Just his inner voice and the crashing of waves.
The 22-year-old Newport Beach man took a three-month solo
photography and surfing trek along the coast of Peru and Chile that
ended Oct. 16. It was an amazing journey for the aspiring
photographer who captured more than 3,500 snapshots of South American
coastal living on film -- a life starkly different from the affluent
coast he was raised on.
Armed with his equipment, the utterly awestruck Rinek skimmed
through the salt water, desert, lakes, rivers and a landscape
nestling rich heritage, intriguing yet colorful personalities and an
ancient civilization.
Be it riding 16-foot waves in Punte de Lobos, sandboarding rapidly
down a giant, steep desert dune in Arequipa or taking in the view of
a canyon bigger than the Grand Canyon, the experience was truly
stimulating, Rinek said.
But what he enjoyed most was being in sync with nature at one of
the national parks in Chile where he camped for a week.
“It snowed one night and the ground just suddenly became all
white,” Rinek said. “The glaciers, the lakes, the towering mountains
-- it was beautiful.”
Going horseback riding to look at the Inca ruins was also a
delectable experience. There were ruins just up the hill from his
hostel that the natives called “Saqsaywaman” -- which, even when said
in Spanish, sounded like “sexy woman,” Rinek said.
Toward the end of the trip, Rinek could almost converse in
Spanish, but sometimes messed up similar-sounding words such as dias
(day) and dios (god).
“So I’d say ‘Good God’ for ‘Good day’ and people were wondering
what I was talking about,” he said with a laugh.
The town of Cuzco, snuggled in a valley between a circle of
mountains, fascinated him, Rinek said. Everyone in that town has a
ceramic tile roof on their house that overlooks cobblestoned streets,
he said.
A surfer all of his life, Rinek relished the humungous waves he
surfed with the locals off the Chilean coast.
For him, traveling through a Third-World country was like a
living, breathing paradox.
“I didn’t quite know what to expect,” he said. “There were some
villages where the homes didn’t have roofs. But there were cities as
well that looked like, well, a second-world city.”

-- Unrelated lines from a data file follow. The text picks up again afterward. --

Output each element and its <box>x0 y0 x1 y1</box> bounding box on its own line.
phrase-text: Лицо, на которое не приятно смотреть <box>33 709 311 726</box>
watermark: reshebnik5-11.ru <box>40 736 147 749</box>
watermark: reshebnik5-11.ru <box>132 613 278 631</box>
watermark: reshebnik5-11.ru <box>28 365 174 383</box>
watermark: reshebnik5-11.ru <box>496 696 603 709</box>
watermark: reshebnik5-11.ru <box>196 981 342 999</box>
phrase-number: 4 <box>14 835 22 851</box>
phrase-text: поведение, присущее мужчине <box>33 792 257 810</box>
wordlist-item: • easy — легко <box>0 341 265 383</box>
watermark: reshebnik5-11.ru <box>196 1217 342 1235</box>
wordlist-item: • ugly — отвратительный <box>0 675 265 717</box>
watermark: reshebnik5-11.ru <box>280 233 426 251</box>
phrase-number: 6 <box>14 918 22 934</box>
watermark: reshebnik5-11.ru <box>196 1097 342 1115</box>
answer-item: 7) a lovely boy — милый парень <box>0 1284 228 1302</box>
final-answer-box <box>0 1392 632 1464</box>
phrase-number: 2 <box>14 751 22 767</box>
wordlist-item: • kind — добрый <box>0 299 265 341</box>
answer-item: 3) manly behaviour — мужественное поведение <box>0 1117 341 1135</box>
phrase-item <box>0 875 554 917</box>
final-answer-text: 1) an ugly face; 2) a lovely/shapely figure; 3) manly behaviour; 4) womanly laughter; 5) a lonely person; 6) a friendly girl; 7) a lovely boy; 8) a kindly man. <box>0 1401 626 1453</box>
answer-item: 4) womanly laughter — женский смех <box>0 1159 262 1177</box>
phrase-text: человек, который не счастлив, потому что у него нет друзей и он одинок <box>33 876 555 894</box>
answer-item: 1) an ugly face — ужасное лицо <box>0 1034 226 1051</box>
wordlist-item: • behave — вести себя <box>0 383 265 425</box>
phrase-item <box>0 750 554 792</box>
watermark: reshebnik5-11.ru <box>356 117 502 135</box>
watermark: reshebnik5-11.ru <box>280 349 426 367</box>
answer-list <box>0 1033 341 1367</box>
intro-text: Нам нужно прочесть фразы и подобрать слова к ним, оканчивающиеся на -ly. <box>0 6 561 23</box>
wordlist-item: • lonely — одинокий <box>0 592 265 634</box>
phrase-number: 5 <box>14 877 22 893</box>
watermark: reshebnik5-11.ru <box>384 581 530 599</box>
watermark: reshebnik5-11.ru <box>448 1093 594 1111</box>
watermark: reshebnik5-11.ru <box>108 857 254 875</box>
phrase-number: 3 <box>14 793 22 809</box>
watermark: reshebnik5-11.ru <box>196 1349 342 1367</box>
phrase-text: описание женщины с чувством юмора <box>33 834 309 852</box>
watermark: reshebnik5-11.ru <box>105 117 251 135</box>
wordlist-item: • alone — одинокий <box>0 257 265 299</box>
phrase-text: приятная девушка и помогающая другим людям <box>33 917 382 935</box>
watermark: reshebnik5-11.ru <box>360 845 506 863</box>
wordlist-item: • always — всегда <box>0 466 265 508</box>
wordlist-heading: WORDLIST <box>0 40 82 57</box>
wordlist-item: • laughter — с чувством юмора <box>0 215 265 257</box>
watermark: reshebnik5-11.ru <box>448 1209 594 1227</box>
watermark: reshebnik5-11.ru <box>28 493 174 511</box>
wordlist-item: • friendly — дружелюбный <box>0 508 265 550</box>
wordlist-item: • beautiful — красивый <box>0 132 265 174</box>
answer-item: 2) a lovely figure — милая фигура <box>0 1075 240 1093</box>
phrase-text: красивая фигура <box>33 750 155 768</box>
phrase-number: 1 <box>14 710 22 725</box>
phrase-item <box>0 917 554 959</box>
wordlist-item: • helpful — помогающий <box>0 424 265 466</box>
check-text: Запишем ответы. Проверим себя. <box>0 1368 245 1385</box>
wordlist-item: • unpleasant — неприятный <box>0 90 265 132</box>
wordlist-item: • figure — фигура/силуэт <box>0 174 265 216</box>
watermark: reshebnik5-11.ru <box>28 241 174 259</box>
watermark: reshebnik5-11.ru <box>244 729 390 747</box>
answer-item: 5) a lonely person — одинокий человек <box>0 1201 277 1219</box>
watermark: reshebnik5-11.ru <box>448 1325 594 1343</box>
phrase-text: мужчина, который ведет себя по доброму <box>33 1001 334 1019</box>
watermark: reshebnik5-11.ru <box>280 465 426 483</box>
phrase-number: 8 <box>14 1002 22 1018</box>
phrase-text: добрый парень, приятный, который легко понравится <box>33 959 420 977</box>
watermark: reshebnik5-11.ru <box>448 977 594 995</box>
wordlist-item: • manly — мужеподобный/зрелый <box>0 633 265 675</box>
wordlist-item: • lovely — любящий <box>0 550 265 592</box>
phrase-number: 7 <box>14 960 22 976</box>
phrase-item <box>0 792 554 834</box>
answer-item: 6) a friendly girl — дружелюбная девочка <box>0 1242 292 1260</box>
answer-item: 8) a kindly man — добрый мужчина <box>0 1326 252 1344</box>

Being by himself for the first time in an alien setting was a
novel experience.
“It was almost a test,” he said. “It’s fun, though. You can do
what you want when you want to do it.”
As the photographer in him peeled the layers off each and every
scene to capture its essence, the philosopher in him sometimes
strolled away to do some soul searching.
“My mind would talk to itself a lot,” Rinek said. “Mostly about
what I’m doing with my life. I’ve always known what I wanted to do,
but this just helped set it a little more solid in my brain.”